Comme dans Entourage

Exception faite de sa passion pour les jeux vidéo, la nouvelle vie de Martin Tremblay ressemble très peu à celle qu'il menait dans le Mile End montréalais. «Ma vie ressemble à Entourage», dit-il, faisant allusion à la série culte sur les coulisses d'Hollywood produite par le réseau de télé HBO, propriété de l'empire TimeWarner.

«Les studios de cinéma, c'est dans la bâtisse d'à côté, dit Martin Tremblay. (Le réalisateur de The Dark Knight) Christopher Nolan, on le croise régulièrement. À Hollywood, il n'y a pas de limites. Je vis quelque chose de vraiment unique: j'ai tous les moyens à ma disposition.»

Martin Tremblay courtise justement trois réalisateurs «de premier plan» au grand écran pour ses prochains jeux vidéo. Le passage du grand écran à la console du jeu vidéo n'a pas toujours été concluant. Steven Spielberg, sous contrat avec Electronic Arts depuis 2005, a vu certains de ses projets annulés par le studio. George Lucas a son propre studio depuis 1982, mais celui-ci a connu ses années de gloire dans les années 90. Chez Ubisoft, Peter Jackson a collaboré à King Kong en 2005 et James Cameron à Avatar en 2009.

Après trois ans à Hollywood, Martin Tremblay ne compte plus ses présences aux premières de films ni les vedettes qu'il croise à l'épicerie dans son quartier de Pacific Palisades. Mais le côté bling bling d'Hollywood, très peu pour celui qui a grandi à Québec avec l'ambition de travailler dans l'entreprise familiale de construction. «Je pensais que j'allais y travailler toute ma vie», dit-il.

De la construction à Hollywood

Adolescent, il passait ses étés à travailler dans la construction à Kuujjuaq, dans le Nord-du-Québec. Un bac en administration et un MBA en poche, il gravit les échelons au sein de l'entreprise familiale, spécialisée dans les enveloppes extérieures pour les gratte-ciels. Jusqu'à ce qu'il rencontre par hasard un chasseur de têtes dans un dîner de financement du Parti libéral du Canada au Château Frontenac. Deux semaines plus tard, Martin Tremblay fait ses débuts chez Ubisoft. L'amateur occasionnel de jeux vidéo devient rapidement un mordu. «Je jouais à tous nos jeux et surtout tous ceux de la concurrence pour savoir où nos concurrents étaient meilleurs», dit-il.

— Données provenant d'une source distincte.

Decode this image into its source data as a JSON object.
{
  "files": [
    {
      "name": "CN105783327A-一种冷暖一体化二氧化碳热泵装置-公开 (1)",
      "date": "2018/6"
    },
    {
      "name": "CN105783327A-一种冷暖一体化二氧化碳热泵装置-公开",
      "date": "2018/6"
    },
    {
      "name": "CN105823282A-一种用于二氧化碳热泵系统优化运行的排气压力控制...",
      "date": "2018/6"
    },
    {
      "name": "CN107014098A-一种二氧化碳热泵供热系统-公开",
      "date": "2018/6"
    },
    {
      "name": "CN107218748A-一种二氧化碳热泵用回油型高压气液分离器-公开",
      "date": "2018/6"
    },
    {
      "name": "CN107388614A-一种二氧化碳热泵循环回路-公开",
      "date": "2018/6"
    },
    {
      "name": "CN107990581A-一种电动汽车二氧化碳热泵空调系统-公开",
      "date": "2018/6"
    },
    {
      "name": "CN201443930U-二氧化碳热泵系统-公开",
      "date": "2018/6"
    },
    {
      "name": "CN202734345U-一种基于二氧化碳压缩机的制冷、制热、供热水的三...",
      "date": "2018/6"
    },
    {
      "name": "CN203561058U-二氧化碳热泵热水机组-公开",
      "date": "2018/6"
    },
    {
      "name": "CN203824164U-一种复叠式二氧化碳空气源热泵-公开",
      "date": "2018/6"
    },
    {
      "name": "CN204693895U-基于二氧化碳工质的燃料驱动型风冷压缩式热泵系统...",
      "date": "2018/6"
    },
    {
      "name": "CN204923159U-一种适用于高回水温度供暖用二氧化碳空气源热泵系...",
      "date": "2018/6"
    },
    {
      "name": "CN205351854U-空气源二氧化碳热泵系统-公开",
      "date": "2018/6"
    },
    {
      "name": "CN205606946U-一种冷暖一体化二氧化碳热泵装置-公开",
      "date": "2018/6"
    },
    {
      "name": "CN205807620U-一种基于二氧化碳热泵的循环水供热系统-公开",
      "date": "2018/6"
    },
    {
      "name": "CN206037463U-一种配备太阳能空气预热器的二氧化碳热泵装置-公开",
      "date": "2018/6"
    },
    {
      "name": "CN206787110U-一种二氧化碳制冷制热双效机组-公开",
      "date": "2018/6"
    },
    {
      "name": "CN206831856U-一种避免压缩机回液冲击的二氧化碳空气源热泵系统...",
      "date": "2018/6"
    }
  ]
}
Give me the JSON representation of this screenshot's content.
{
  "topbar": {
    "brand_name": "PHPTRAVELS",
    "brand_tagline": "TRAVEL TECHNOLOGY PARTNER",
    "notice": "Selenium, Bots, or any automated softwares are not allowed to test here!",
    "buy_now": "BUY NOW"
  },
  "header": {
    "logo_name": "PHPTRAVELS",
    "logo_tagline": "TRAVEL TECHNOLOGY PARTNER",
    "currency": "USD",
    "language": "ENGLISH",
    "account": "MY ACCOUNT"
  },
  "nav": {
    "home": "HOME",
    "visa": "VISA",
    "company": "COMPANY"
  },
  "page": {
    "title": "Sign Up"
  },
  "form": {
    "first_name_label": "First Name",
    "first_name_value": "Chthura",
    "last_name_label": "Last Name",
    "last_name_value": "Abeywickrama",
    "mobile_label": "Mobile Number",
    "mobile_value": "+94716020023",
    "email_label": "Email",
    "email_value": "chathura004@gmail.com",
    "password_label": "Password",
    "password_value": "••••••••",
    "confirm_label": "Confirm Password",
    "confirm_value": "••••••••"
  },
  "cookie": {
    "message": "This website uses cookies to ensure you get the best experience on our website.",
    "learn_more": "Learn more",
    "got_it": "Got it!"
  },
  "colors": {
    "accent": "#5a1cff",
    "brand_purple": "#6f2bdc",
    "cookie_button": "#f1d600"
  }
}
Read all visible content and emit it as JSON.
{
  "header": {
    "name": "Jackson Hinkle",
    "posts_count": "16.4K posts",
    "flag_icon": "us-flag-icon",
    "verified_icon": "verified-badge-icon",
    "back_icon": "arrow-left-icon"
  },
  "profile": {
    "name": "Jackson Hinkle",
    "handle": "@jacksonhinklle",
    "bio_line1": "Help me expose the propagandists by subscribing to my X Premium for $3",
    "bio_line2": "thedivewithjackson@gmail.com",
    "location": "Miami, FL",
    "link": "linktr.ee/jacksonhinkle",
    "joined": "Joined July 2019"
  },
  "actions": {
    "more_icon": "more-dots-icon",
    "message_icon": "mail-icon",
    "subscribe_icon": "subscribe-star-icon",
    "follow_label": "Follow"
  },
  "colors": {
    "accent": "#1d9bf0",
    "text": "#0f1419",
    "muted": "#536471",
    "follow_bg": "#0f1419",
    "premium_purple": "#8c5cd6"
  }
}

Malgré des semaines de travail de 75 heures avec des collaborateurs sur 3 continents, le président de Warner Brothers Interactive Entertainment n'a pas perdu cette habitude qui pourrait le mener au sommet de son industrie. «Si on ne comprend pas son produit, on a beau être le meilleur administrateur, ça ne marchera pas», dit Martin Tremblay.